Ela é aquela que acreditou. Isso a define em relação a Deus. O anjo comunicou a mensagem divina, e ela creu (v. 38), aceitou a palavra, mesmo de algo impossível humanamente. A fé é entrega à Palavra de Deus com a certeza de que ela não falhará, pois Deus é veraz e fiel. Ela se inicia no presente, mas olha para o futuro (“porque… será cumprido”, v. 45). Por isso, a fé compromete a pessoa inteira. Toda a vida de Maria recebe agora novo rumo. Tudo estará concentrado nesse Filho que ela concebeu, dará à luz, seguirá até a cruz. E, após a ressurreição, ela acompanhará os discípulos de seu Filho, a Igreja nascente (cf. At 1,14)…

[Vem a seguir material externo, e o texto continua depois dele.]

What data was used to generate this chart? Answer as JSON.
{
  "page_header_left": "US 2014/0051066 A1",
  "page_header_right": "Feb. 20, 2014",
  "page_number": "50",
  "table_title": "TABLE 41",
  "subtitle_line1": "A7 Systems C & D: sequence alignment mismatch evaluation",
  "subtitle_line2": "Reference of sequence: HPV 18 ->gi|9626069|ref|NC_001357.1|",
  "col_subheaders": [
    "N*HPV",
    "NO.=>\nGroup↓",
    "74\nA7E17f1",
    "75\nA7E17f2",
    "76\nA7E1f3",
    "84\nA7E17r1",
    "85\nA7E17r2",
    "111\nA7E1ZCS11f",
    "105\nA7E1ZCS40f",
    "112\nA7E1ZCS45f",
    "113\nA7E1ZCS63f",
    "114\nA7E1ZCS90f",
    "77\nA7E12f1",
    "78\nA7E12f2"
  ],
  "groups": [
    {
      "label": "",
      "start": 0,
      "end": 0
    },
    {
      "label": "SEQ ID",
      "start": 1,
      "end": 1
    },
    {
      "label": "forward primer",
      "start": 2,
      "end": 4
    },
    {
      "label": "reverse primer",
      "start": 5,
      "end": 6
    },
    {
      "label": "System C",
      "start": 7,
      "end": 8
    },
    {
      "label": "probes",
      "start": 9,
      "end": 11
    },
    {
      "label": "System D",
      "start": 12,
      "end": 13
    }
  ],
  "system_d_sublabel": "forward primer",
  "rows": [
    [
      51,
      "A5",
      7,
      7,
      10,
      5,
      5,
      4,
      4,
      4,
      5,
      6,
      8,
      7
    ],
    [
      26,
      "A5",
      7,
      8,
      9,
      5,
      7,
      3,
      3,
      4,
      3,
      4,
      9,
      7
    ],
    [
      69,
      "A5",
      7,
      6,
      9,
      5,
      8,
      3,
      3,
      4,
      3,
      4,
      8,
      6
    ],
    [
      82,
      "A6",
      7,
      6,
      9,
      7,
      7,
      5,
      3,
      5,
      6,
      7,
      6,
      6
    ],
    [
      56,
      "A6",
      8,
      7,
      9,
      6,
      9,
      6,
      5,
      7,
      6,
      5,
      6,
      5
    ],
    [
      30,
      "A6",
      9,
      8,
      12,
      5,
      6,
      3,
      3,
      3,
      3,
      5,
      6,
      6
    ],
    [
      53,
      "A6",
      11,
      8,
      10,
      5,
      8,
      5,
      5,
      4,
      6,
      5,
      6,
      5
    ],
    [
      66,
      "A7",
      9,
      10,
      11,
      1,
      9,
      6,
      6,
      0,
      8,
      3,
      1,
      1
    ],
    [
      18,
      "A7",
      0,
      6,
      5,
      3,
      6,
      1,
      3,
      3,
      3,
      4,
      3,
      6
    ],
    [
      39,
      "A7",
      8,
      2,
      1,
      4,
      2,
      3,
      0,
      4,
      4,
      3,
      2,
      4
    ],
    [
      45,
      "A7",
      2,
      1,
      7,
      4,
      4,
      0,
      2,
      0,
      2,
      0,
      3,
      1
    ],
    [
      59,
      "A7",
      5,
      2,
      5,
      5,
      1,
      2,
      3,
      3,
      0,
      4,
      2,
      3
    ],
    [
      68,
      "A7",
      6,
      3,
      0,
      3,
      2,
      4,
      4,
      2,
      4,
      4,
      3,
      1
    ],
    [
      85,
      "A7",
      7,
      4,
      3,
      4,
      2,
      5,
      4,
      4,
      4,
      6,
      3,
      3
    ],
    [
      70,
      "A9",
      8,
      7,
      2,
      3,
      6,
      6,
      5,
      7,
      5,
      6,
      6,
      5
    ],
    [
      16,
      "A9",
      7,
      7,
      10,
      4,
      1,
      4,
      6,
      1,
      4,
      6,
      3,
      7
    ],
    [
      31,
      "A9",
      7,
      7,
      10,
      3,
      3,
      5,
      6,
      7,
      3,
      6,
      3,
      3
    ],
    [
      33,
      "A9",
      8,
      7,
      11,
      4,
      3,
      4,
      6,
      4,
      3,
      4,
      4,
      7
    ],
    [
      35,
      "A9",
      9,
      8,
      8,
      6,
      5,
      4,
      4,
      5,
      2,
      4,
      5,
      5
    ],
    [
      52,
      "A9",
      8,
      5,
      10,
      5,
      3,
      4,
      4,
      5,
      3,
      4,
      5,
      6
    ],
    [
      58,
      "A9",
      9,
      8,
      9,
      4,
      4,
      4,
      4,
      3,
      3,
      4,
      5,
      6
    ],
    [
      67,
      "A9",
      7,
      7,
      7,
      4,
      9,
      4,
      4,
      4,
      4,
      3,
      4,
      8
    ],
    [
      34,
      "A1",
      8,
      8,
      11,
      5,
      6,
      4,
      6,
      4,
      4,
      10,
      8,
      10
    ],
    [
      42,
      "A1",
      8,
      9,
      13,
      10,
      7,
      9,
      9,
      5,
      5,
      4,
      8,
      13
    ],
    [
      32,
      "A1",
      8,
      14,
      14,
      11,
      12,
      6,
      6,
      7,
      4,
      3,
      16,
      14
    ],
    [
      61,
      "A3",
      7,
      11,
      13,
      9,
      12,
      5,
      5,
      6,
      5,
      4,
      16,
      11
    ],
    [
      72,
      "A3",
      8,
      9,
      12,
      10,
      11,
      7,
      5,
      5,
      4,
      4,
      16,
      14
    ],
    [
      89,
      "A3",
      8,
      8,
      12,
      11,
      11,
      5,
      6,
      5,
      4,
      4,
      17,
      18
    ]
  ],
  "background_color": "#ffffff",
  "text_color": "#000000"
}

Maria, porém, não é somente modelo exterior para o cristão. Como nossa mãe na fé (cf. Jo 19,27), ela colabora para que sejamos moldados à imagem de seu Filho (cf. Rm 8,29), sendo ela mesma a primeira imagem dele.

O site da CNBB resume: Vemos no evangelho de hoje o encontro de duas mulheres que estão grávidas sem que isso fosse possível. De um lado, Isabel, idosa e estéril, e de outro Maria, virgem. A idosa representando o Antigo Testamento, pois será a mãe do último profeta da Antiga Aliança. A virgem representando o Novo Testamento, pois será a mãe daquele que no seu sangue selará a Nova e Eterna Aliança entre Deus e os homens. Vemos a complementariedade entre as duas Alianças e vemos também em Maria a essência da missão evangelizadora: levar Jesus a todas as pessoas para que possam reconhecê-lo e acolhê-lo.